Memperjuangkan perasaannya? Haha, Ais justru selalu berjuang untuk menghapus perasaannya.

Ais berharap cintanya tidak bertepuk sebelah tangan. Tadinya, sebelum kabar dari Sang mama tepat setelah ia keluar dari gerbang sekolah muncul.

Katanya, Aarav sudah sadar. Kakaknya sadar tepat ketika hari pertama ia UAS.

Lucunya, saat Ais tiba di ruang rawat Sang kakak, mendekat dengan langkah tergesa, Aarav justru menatapnya bingung. Seakan Aarav mencari tahu siapakah sosoknya ini.

Ais tergagap di tempat setelah satu kata lolos dari belah bibir Sang kakak.

"Siapa?" begitu katanya. Bertanya-tanya mengenai dirinya tapi yang ditatap justru Anis.

Anis tersenyum, mengelus punggung tangan Aarav sebelum berkata, "Adek kamu." dan Aarav hanya membulatkan mulutnya tanpa menaruh minat padanya sama sekali.

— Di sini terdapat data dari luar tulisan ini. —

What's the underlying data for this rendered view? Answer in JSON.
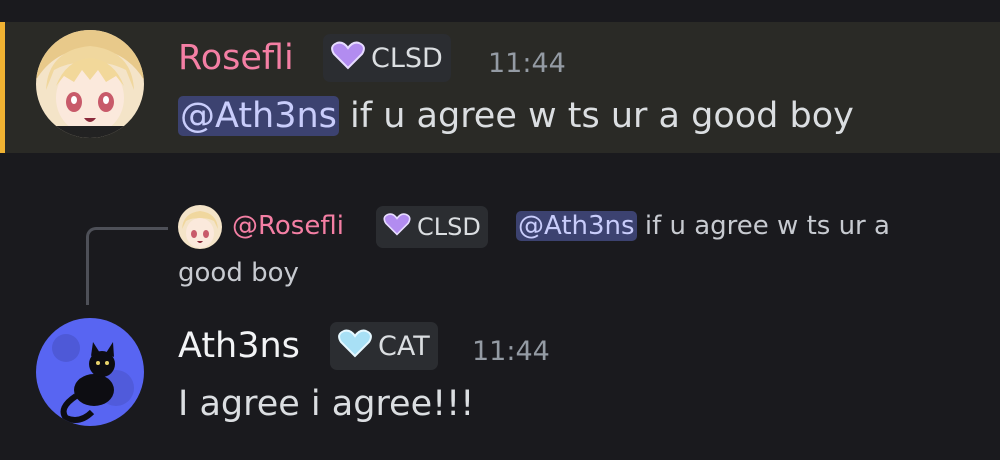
{
  "messages": [
    {
      "username": "Rosefli",
      "username_color": "#f47fa4",
      "tag": {
        "label": "CLSD",
        "icon": "purple-heart-icon",
        "color": "#b28cf0"
      },
      "timestamp": "11:44",
      "mention": "@Ath3ns",
      "text": " if u agree w ts ur a good boy",
      "highlighted": true,
      "highlight_bar_color": "#f0b232"
    },
    {
      "reply": {
        "username": "@Rosefli",
        "username_color": "#f47fa4",
        "tag": {
          "label": "CLSD",
          "icon": "purple-heart-icon"
        },
        "mention": "@Ath3ns",
        "text_line1": " if u agree w ts ur a",
        "text_line2": "good boy"
      },
      "username": "Ath3ns",
      "username_color": "#f2f3f5",
      "tag": {
        "label": "CAT",
        "icon": "light-blue-heart-icon",
        "color": "#a8e0f5"
      },
      "timestamp": "11:44",
      "text": "I agree i agree!!!"
    }
  ]
}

Ais jadi merasa bingung. Haruskah ia bahagia atau justru sedih sekarang? Dengan cepat ia menggeleng. Bagaimanapun, salah satu doanya dijabah oleh Tuhan untuk membangunkan kakaknya segera dari koma. Mengenai Aarav yang tiba-tiba tidak mengenalinya, Ais berspekulasi kalau hal itu adalah efek dari benturan keras di kepalanya.

Dan benar saja, tidak lama setelahnya, sosok mama muncul membawa keterangan dokter kalau Aarav memang mengalami amnesia sementara akibat benturan keras di kepalanya.

Ais menghela nafas pelan. Beranjak berdiri, Ais merogoh tasnya dan mengambil beberapa buku untuk ia bawa menuju taman rumah sakit.

Tapi belum sempat membuka pintu, suara Aarav terdengar, menginterupsinya untuk berhenti tepat sebelum ia memegang kenop pintu.

"Mau kemana lo?" Ais menoleh kaget, sementara Aarav tergagap seakan tahu kalau ada hal ganjal dalam kalimatnya.

"Eh, gue dulu kalo ngomong sama lo pake lo-gue atau aku-kamu, sih?"

Ais mengerjap, belum sempat menjawab, kalimat Anis sudah menginterupsi lebih dulu.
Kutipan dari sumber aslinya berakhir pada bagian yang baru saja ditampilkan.